Any measure is a proxy for your end user experience; optimizing for the wrong measure will optimize for the wrong uers. We're not mad that we started with tpc-ds, but we need other evals to round out our delivery.
Tips
We're working on additional benchmarks that better represent a messy warehouse. Hex has some fantastic descriptions of how they needed to create a synthetic benchmark.
Back to better
Some concrete fixes, to ground this:
New Syntax
Trilogy isn't SQL. Agents, even with examples, tend to fall back to familiar paths. We have two methods to coerce them;
Better Errors
- Better errors. When they do something that makes no sense - such as including a group by clause - strong pointed reminder.

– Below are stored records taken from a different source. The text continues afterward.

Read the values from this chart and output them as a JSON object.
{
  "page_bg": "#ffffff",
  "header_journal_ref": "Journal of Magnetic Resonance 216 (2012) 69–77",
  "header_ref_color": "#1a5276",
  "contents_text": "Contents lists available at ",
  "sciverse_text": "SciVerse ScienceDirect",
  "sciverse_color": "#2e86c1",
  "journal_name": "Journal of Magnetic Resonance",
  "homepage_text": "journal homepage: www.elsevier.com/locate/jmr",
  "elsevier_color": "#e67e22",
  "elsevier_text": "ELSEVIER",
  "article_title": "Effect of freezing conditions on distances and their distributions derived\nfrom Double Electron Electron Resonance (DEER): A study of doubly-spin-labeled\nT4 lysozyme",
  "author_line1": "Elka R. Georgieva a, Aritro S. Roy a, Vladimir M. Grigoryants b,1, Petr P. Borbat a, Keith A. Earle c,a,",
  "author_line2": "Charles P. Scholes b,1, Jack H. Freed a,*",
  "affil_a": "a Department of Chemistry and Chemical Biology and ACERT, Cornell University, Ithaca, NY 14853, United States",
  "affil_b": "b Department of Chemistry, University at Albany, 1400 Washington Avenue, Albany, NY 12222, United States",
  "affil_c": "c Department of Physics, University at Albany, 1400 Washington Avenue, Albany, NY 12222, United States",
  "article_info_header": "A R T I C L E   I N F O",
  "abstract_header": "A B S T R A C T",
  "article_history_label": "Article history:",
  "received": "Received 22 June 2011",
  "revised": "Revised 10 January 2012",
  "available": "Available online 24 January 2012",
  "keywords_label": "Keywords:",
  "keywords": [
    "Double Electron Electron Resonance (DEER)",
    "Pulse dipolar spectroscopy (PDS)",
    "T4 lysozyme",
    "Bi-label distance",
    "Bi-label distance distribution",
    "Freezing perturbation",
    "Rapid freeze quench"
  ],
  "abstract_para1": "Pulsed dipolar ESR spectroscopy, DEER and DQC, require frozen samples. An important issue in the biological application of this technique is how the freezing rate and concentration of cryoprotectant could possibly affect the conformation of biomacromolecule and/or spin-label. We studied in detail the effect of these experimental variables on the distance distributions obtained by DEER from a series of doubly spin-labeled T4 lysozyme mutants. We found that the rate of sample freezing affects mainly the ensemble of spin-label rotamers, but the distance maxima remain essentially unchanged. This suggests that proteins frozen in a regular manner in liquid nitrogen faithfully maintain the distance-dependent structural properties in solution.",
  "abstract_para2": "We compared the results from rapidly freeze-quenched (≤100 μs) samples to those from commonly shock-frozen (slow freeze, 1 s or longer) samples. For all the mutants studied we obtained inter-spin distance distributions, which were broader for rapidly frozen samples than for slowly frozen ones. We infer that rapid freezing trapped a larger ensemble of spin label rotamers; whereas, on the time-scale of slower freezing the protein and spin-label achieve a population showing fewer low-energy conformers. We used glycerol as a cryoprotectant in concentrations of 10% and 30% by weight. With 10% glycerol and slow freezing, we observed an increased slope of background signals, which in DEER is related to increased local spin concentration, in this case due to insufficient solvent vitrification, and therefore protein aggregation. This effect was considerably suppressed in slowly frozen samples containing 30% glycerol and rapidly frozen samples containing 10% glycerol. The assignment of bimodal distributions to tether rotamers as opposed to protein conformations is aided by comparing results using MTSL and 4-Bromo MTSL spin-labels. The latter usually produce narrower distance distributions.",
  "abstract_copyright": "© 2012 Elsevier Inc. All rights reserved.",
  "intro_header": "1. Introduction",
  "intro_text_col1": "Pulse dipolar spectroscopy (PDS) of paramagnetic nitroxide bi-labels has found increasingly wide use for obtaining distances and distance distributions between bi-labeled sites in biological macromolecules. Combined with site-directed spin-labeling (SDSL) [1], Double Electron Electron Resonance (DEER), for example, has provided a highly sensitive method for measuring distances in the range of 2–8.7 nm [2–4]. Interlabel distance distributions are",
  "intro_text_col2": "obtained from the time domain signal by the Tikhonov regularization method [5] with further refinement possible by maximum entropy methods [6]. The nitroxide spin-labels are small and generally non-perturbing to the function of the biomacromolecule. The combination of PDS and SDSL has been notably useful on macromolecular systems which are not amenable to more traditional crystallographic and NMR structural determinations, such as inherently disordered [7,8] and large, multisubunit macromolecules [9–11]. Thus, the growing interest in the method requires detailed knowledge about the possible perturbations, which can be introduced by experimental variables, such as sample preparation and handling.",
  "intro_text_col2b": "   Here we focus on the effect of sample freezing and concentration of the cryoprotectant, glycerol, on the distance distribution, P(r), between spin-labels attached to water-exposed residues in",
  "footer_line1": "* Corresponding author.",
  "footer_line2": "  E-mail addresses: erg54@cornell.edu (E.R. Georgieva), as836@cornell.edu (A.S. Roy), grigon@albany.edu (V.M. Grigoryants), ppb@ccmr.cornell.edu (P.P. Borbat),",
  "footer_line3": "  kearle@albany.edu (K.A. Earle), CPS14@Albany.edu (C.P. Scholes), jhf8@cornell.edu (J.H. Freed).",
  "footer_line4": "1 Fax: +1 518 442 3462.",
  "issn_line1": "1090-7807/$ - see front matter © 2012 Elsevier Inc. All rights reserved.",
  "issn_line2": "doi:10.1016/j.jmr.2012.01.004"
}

Since we're trying to reduce token costs, iteration cycles kill as they contain the full context. [Yes, API providers might cache this, but still]. Ensuring that errors are returned together as a unit so multiple rounds aren't required to discover them is very useful. Broadly, we want all syntax errors to return together; then all semantic errors; then all execution errors. (hopefully the latter doesn't happen!).
Better Language
Add missing features. When an agent wants something that should exist, give it to the agent.
Relax constraints. When an agent reaches for not what you want but a reasonable alternative syntax, we can consider extending grammar to handle it. We're pretty torn on this one; but "friendly SQL" is winning out so as long as the language flexibility doesn't compromise precision.
A fun specific one there was namespace referencing for CTEs. Trilogy supports nested access - order.customer.first_name and namespacing a CTE, producing cte.order.customer.first_name. For non transformed columns, agents would default to cte.first_name instead of the full path. When told to do the full path, they'd say "that's too much work" and try a different path. So we allowed resolution of cte.first_name when it was unambigious.
This turned out to be a lot nicer to write, so thanks, agents.
End Results
We kept digging the whole deeper. It's fairly impressive how many edge cases agents can run into over a 99-query test suite. We've done hundres of rounds of optimizations:
- Examples of complex syntax.
- Error messages that suggested the next step, so the walls sloped inward. A pressure-tested API and a patched-up semantic model, so the context the agent stood on was solid. And evals read with an eye for which failures were Trilogy's fault and which were TPC-DS being TPC-DS.
The result: 25% to 80%, with lower token usage - now comfortably ahead of raw SQL instead of behind it. No single heroic fix; just measure, find the lever, pull it, measure again.
We're not at the mid-to-high nineties we ultimately want yet. But the pit is deeper and easier to find than it was, and every eval tells us exactly where to dig next.